Managed CDAP enterprise data integration service to provide an unified user experience for data wrangling and pipeline design.
Availability: Zonal, Regional
SLA: N/A
Billing: 3 Editions
Author: Michaël Bettan
01
Overview & Use Cases
Cloud Data Fusion is a fully managed, cloud-native enterprise data integration service based on the open-source CDAP project. It helps users quickly build and manage data pipelines without writing code.
Primary Use Cases
Unified Analytics Data Marts: Build reliable and fast data foundations.
Agile Data Warehouses: Accelerate modernization of data warehousing.
Secured and Integrated Data Lakes: Centralize data with enterprise-grade protection.
Operational Reporting: Enable streamlined insight delivery for business operations.
Important Consideration
If data wrangling and out-of-the-box connectors are strictly required, then Data Fusion is the recommended solution for an Enterprise scale customer.
02
Pricing Editions
Data Fusion offers three distinct billing editions tailored to different deployment sizes, workloads criticality, and real-time integration needs.
Developer
Full-feature edition for product exploration and development environments.
Zonal availability
Limitation on execution environment
Basic
Comprehensive data integration capabilities. Recommended for non-critical environments.
Build batch data pipelines
Connect to any data source
Perform code-free transformations
Limitation on simultaneous pipeline runs
Enterprise
Designed for critical environments requiring scale and reliability.
Includes support for real time data pipelines
Interactions with data lineage
No limitations on simultaneous pipeline runs
High availability
03
Key Capabilities
Data Integration
Develop and execute robust ETL/ELT pipelines seamlessly.
Code-free visual transformations: Drag and drop interface for ease of use.
200+ data sources and formats: Connect to mainframes, databases, SaaS, and enterprise applications.
1000+ transforms: Extensive library including data quality tools.
Multi-Cloud & Openness
Execute integration pipelines across multiple flexible environments.
Multi-Cloud: Deploy in different clouds (CDAP/CDF). Built on CDAP.io (Open-source & Community based).
Open Execution: Automatically provisioned Dataproc clusters with just a click.
Ecosystem Support: Run on AWS EMR, Azure HDInsight, Cloudera SDX, Cloudera Data platform (HDP), and Snowflake.
Google Cloud Integrated
Deep integration with native Google Cloud sources & destinations.
Cloud Storage (GCS)
Cloud SQL & Cloud Spanner
Pub/Sub
BigQuery
Cloud Bigtable
Metadata & Protection
Ensure security, visibility, and unified wrangling across pipelines.

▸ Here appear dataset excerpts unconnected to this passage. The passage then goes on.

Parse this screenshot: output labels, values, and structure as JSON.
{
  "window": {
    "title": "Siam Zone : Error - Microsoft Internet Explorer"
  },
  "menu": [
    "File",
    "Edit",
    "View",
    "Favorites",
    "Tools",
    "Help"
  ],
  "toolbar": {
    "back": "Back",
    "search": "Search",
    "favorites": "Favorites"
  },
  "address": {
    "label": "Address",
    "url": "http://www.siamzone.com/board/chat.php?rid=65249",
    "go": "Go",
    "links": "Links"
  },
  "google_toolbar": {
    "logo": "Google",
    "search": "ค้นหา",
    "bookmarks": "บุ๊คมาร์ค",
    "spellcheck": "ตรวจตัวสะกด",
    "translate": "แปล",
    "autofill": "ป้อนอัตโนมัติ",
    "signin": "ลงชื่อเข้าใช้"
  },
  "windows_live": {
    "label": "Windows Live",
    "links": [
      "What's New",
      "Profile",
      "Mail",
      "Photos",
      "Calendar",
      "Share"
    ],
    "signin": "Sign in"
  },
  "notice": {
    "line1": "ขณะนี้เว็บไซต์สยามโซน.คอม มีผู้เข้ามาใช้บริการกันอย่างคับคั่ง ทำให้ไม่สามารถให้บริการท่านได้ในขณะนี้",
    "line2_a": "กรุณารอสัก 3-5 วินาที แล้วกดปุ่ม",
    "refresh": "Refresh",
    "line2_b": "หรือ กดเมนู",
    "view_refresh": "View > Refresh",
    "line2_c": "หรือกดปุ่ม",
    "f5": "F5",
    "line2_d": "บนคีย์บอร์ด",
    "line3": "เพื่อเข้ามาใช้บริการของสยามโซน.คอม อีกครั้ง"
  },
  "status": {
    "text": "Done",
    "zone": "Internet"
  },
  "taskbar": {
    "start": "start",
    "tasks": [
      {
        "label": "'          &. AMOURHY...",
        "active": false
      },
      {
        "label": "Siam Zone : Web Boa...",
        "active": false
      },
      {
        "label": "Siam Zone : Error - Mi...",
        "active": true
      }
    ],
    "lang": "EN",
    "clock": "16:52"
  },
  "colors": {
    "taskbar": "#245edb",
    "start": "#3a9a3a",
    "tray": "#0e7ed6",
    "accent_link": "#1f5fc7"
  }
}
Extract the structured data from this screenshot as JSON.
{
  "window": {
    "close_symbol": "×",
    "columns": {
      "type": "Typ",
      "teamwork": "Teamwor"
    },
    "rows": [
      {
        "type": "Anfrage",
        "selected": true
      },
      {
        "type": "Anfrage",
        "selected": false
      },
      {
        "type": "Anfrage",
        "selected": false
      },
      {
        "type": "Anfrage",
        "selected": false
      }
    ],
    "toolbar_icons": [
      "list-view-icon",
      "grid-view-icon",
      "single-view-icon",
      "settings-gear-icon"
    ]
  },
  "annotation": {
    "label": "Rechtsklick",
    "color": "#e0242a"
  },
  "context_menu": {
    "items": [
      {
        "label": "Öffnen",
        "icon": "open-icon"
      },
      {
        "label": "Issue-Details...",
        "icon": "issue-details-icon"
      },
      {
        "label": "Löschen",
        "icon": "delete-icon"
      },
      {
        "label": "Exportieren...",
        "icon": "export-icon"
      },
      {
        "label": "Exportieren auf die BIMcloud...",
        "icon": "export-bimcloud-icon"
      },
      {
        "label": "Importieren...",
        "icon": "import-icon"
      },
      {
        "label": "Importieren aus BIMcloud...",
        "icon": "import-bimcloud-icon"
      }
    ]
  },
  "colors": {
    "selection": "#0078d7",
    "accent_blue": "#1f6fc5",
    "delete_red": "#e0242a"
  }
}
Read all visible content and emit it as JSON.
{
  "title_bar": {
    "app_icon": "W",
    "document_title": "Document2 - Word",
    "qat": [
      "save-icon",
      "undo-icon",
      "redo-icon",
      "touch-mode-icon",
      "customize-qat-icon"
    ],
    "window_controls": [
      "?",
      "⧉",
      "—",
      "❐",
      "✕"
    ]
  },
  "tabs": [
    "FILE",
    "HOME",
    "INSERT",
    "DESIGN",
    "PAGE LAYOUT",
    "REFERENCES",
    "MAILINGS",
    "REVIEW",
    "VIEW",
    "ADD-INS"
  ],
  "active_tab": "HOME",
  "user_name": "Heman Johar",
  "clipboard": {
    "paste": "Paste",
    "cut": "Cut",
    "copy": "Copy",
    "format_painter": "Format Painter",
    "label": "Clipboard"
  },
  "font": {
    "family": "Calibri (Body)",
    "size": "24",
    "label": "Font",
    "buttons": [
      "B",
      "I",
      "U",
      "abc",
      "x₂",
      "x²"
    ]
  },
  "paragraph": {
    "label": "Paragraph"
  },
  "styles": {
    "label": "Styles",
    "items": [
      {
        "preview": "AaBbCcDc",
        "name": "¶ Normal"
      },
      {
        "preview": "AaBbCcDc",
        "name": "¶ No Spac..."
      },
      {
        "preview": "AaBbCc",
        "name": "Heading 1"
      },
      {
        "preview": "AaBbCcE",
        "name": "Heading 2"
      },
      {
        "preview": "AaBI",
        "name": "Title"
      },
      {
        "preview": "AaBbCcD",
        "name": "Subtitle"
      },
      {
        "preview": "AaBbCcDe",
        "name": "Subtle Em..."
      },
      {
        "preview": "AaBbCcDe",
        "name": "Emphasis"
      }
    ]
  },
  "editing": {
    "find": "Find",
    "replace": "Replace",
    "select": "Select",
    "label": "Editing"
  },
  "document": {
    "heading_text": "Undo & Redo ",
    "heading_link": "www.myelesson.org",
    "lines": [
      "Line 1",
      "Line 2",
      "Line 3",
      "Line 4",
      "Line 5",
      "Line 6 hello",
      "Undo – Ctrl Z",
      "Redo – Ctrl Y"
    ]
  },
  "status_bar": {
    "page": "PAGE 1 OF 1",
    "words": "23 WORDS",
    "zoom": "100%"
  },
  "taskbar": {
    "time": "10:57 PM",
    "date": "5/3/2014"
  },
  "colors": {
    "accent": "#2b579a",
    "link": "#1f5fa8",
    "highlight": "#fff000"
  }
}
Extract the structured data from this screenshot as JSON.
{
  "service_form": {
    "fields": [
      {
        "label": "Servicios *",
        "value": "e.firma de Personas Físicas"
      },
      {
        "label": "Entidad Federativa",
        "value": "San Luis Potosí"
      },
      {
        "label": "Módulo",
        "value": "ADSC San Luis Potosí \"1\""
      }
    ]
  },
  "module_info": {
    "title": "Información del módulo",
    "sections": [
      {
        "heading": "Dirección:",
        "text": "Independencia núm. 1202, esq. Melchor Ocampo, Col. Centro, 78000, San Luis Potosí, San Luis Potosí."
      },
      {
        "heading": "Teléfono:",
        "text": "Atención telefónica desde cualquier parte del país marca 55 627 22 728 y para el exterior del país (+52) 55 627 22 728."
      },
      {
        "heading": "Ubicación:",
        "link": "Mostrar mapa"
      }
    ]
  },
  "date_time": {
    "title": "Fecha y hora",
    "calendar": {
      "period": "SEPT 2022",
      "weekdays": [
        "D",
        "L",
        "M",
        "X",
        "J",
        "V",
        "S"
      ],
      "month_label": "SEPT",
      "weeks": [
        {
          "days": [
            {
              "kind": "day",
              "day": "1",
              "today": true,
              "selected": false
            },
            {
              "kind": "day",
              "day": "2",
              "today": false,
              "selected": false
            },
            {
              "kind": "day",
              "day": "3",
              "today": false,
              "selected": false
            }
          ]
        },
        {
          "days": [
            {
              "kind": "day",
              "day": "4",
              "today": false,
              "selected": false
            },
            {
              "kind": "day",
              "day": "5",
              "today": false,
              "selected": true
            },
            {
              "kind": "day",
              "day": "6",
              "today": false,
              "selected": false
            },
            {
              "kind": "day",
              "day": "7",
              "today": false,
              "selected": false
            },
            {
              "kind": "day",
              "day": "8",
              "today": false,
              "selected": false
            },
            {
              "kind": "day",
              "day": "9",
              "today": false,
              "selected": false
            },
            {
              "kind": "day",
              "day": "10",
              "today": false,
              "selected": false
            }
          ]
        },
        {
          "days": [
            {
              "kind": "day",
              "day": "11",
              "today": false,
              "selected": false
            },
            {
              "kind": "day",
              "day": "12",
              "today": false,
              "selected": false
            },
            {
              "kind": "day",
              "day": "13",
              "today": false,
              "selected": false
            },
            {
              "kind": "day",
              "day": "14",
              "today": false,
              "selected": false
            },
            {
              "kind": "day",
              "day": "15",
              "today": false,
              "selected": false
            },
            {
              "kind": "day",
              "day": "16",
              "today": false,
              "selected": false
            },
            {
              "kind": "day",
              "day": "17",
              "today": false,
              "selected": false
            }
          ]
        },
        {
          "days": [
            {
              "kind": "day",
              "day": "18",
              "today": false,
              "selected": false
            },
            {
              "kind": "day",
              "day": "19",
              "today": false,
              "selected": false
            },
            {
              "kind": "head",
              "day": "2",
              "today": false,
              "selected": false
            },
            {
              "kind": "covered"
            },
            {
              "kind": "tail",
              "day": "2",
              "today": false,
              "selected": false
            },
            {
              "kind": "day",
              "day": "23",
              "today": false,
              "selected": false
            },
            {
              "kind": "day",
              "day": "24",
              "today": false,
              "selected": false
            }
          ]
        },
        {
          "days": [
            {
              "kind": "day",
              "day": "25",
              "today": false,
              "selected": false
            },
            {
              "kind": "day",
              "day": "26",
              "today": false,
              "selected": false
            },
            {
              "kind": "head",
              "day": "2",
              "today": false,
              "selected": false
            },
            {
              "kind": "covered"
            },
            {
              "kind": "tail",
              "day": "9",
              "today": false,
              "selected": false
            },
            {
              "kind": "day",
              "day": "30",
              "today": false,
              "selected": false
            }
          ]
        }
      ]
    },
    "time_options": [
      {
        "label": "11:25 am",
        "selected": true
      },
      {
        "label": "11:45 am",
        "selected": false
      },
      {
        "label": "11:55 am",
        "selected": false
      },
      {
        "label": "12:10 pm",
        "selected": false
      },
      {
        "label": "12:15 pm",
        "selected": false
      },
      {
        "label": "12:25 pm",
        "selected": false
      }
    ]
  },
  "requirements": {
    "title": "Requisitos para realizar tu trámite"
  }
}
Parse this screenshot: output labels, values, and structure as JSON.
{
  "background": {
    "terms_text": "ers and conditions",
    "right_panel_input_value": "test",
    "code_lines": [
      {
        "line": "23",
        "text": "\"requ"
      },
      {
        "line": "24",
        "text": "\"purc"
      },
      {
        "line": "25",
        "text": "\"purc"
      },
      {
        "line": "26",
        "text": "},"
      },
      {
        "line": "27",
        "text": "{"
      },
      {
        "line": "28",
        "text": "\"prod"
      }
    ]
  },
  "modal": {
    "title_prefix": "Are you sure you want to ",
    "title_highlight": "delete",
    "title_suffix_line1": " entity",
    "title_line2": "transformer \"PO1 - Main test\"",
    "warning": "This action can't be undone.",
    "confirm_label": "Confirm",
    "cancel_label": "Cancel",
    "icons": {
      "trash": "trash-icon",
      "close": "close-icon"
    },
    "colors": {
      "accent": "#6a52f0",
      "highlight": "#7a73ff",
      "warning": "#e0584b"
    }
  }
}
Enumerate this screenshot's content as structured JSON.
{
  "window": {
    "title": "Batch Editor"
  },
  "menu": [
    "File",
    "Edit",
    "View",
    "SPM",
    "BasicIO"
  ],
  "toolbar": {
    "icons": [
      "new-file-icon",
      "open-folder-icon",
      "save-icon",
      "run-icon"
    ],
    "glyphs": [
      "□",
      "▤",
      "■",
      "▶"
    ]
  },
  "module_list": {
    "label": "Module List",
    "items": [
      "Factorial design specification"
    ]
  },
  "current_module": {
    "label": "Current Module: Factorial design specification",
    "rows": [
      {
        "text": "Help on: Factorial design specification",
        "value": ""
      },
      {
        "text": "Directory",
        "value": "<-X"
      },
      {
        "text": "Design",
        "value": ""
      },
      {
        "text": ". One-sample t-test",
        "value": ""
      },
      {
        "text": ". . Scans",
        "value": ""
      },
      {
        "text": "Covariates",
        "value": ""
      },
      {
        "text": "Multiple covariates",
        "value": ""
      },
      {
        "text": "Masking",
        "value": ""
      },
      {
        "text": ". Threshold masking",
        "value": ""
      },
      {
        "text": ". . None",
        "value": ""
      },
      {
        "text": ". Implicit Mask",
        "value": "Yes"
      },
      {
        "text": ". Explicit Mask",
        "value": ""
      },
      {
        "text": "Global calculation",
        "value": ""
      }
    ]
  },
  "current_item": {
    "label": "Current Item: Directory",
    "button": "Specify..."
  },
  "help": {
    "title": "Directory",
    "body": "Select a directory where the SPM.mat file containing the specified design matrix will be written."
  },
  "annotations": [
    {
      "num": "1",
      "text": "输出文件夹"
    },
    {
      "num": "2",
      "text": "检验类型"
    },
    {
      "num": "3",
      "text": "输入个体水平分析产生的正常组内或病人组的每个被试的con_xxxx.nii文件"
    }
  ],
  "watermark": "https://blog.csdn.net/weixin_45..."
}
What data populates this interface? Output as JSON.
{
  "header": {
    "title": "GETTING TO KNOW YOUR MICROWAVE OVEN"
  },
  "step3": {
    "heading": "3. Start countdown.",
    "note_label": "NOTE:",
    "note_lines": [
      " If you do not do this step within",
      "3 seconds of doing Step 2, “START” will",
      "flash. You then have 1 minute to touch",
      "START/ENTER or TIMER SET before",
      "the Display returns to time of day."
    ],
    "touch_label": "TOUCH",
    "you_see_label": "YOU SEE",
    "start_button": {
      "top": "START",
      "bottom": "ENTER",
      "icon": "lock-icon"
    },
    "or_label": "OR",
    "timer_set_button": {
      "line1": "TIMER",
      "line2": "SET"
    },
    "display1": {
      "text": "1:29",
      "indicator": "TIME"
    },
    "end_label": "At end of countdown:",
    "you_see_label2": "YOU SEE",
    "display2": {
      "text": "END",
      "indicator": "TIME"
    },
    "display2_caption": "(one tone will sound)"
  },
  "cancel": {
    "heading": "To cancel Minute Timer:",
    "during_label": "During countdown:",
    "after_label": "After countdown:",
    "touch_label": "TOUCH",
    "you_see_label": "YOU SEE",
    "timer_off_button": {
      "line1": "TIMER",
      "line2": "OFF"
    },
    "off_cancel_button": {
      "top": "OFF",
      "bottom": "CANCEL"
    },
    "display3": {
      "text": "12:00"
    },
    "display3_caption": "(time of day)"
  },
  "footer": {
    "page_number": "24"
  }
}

Metadata & Modeling: End-to-end data view and flow. Insights into pipeline through end-to-end pipeline lineage.
Unified Wrangling & Pipeline: Cohesive experience across data preparation.
Data Protection (DLP): Mask, Redact & Encrypt data natively.
Secrets Management: Store sensitive passwords and URLs securely (KMS).
04
Architecture Components
Wrangler
Interactive tool for data preparation for on-boarding new sources and datasets. Performs data transformation, data quality checks, and provides visual feedback.
Data Pipeline
A robust user interface designed for building complex data workflows including operations like join, lookup, aggregate, filtering, etc.
Rules Engine
A cask tool used for business data transformation and checks, making complex rules codified accessible for business users.
Metadata Aggregator
A cask tool designed to effectively aggregate business, technical, and operational metadata across the platform.
Replication
A capability of Data Fusion that allows users to continuously replicate data from their production databases directly into an analytics data warehouse.
Execution Environment
Refers to the actual instance or compute resource where the pipelines run and execute transformations.
05
Security, Logging & Monitoring
Security & Execution Isolation
Directed Acyclic Graphs (DAG): Workflows are represented by a series of stages arranged in a DAG. This forms a strict one-way pipeline.
Stages: These act as the "nodes" in the pipeline graph and can represent different types of operations.
Namespaces: Used to logically partition a Data Fusion instance to achieve application and data isolation within your design and execution environments.
Logging & Monitoring
Native integration with Google Cloud's operations suite for full pipeline visibility and auditing.
Cloud Monitoring: Integrated out-of-the-box for tracking metrics and overall pipeline health.
Cloud Logging: Integrated for centralized log management, security auditing, and troubleshooting pipeline execution.